ON DIVERSITY AND INCLUSION IN EXISTING ENVIRONMENTAL PEACEBUILDING LITERATURE
McKenzie Frances Johnson
52% of articles were solely authored by men, and this percentage increases to 66% when considering the first-author position. 82% of articles analyzed conflict-peace dynamics within Global South countries but only 23% of those articles actually include an author from the country under study. This has really important implications for understanding context and actually be able to tell causal stories about what is happening in these countries.”

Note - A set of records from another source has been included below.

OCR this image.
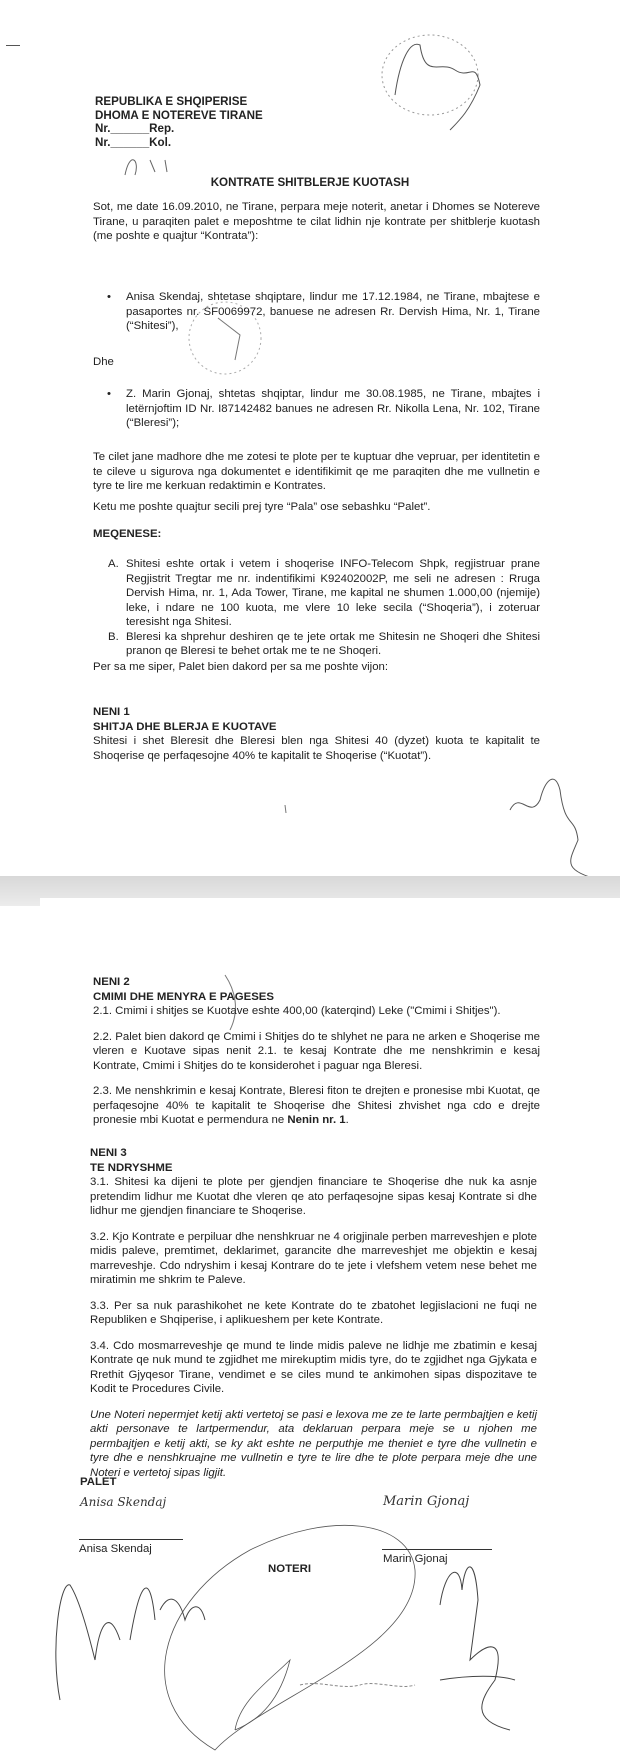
REPUBLIKA E SHQIPERISE
DHOMA E NOTEREVE TIRANE
Nr.______Rep.
Nr.______Kol.
KONTRATE SHITBLERJE KUOTASH
Sot, me date 16.09.2010, ne Tirane, perpara meje noterit, anetar i Dhomes se Notereve Tirane, u paraqiten palet e meposhtme te cilat lidhin nje kontrate per shitblerje kuotash (me poshte e quajtur “Kontrata”):
• Anisa Skendaj, shtetase shqiptare, lindur me 17.12.1984, ne Tirane, mbajtese e pasaportes nr. SF0069972, banuese ne adresen Rr. Dervish Hima, Nr. 1, Tirane (“Shitesi”),
Dhe
• Z. Marin Gjonaj, shtetas shqiptar, lindur me 30.08.1985, ne Tirane, mbajtes i letërnjoftim ID Nr. I87142482 banues ne adresen Rr. Nikolla Lena, Nr. 102, Tirane (“Bleresi”);
Te cilet jane madhore dhe me zotesi te plote per te kuptuar dhe vepruar, per identitetin e te cileve u sigurova nga dokumentet e identifikimit qe me paraqiten dhe me vullnetin e tyre te lire me kerkuan redaktimin e Kontrates.
Ketu me poshte quajtur secili prej tyre “Pala” ose sebashku “Palet”.
MEQENESE:
A. Shitesi eshte ortak i vetem i shoqerise INFO-Telecom Shpk, regjistruar prane Regjistrit Tregtar me nr. indentifikimi K92402002P, me seli ne adresen : Rruga Dervish Hima, nr. 1, Ada Tower, Tirane, me kapital ne shumen 1.000,00 (njemije) leke, i ndare ne 100 kuota, me vlere 10 leke secila (“Shoqeria”), i zoteruar teresisht nga Shitesi.
B. Bleresi ka shprehur deshiren qe te jete ortak me Shitesin ne Shoqeri dhe Shitesi pranon qe Bleresi te behet ortak me te ne Shoqeri.
Per sa me siper, Palet bien dakord per sa me poshte vijon:
NENI 1
SHITJA DHE BLERJA E KUOTAVE
Shitesi i shet Bleresit dhe Bleresi blen nga Shitesi 40 (dyzet) kuota te kapitalit te Shoqerise qe perfaqesojne 40% te kapitalit te Shoqerise (“Kuotat”).
NENI 2
CMIMI DHE MENYRA E PAGESES
2.1. Cmimi i shitjes se Kuotave eshte 400,00 (katerqind) Leke ("Cmimi i Shitjes").
2.2. Palet bien dakord qe Cmimi i Shitjes do te shlyhet ne para ne arken e Shoqerise me vleren e Kuotave sipas nenit 2.1. te kesaj Kontrate dhe me nenshkrimin e kesaj Kontrate, Cmimi i Shitjes do te konsiderohet i paguar nga Bleresi.
2.3. Me nenshkrimin e kesaj Kontrate, Bleresi fiton te drejten e pronesise mbi Kuotat, qe perfaqesojne 40% te kapitalit te Shoqerise dhe Shitesi zhvishet nga cdo e drejte pronesie mbi Kuotat e permendura ne Nenin nr. 1.
NENI 3
TE NDRYSHME
3.1. Shitesi ka dijeni te plote per gjendjen financiare te Shoqerise dhe nuk ka asnje pretendim lidhur me Kuotat dhe vleren qe ato perfaqesojne sipas kesaj Kontrate si dhe lidhur me gjendjen financiare te Shoqerise.
3.2. Kjo Kontrate e perpiluar dhe nenshkruar ne 4 origjinale perben marreveshjen e plote midis paleve, premtimet, deklarimet, garancite dhe marreveshjet me objektin e kesaj marreveshje. Cdo ndryshim i kesaj Kontrare do te jete i vlefshem vetem nese behet me miratimin me shkrim te Paleve.
3.3. Per sa nuk parashikohet ne kete Kontrate do te zbatohet legjislacioni ne fuqi ne Republiken e Shqiperise, i aplikueshem per kete Kontrate.
3.4. Cdo mosmarreveshje qe mund te linde midis paleve ne lidhje me zbatimin e kesaj Kontrate qe nuk mund te zgjidhet me mirekuptim midis tyre, do te zgjidhet nga Gjykata e Rrethit Gjyqesor Tirane, vendimet e se ciles mund te ankimohen sipas dispozitave te Kodit te Procedures Civile.
Une Noteri nepermjet ketij akti vertetoj se pasi e lexova me ze te larte permbajtjen e ketij akti personave te lartpermendur, ata deklaruan perpara meje se u njohen me permbajtjen e ketij akti, se ky akt eshte ne perputhje me theniet e tyre dhe vullnetin e tyre dhe e nenshkruajne me vullnetin e tyre te lire dhe te plote perpara meje dhe une Noteri e vertetoj sipas ligjit.
PALET
Anisa Skendaj
Anisa Skendaj
Marin Gjonaj
Marin Gjonaj
NOTERI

ON ACCEPTANCE OF THE PAPER BY WHO
McKenzie Frances Johnson
It’s been really well received and so it’s been getting a lot of attention, I think it’s also. We were fortuitous and writing this paper, just as the environmental peace building association was coming really online and full force, and so they have been hosting. As this is part of that numerous kinds of talks and conferences on environmental peace building and so that has really helped kind of generate interest in support in the paper. Our hope is that it continues to shape how people look at and study, especially interested environmental peacebuilding.
ON VENEZUELAN REFUGEES FLOODING INTO COLUMBIA
Luz Angela Rodríguez
I don’t think there is a link between migration and this building, at least not in a negative sense and I don’t think that immigration could be affecting what the government could or should do in order to build peace in this peace process. I don’t think it could affect the implementation of the process of building peace in Columbia.
ON SOCIAL POLITICAL INTEGRATION
McKenzie Frances Johnson
What happens if you’re engaged in community initiatives or community peace building and those communities have to interface with the state and a lot of papers what we saw was that had a really negative effect on community perceptions of the peace building process. I saw this a lot in my Afghanistan work, and I think it’s because communities, all of a sudden see how variable state building can be. And so that’s actually really reduced confidence in the peace building process because people think – Can the state really do this? Can the state deliver on what it’s promising? Are these institutions really working? In any country, you have that kind of uncertainty, but we saw this real effect and so that’s how we coded it. This issue is so important in Colombia, that is something that we’re really interested in trying to bring out and really define – What is it? Is it state legitimacy? Is it this kind of perception of the state and what it’s supposed to do for communities?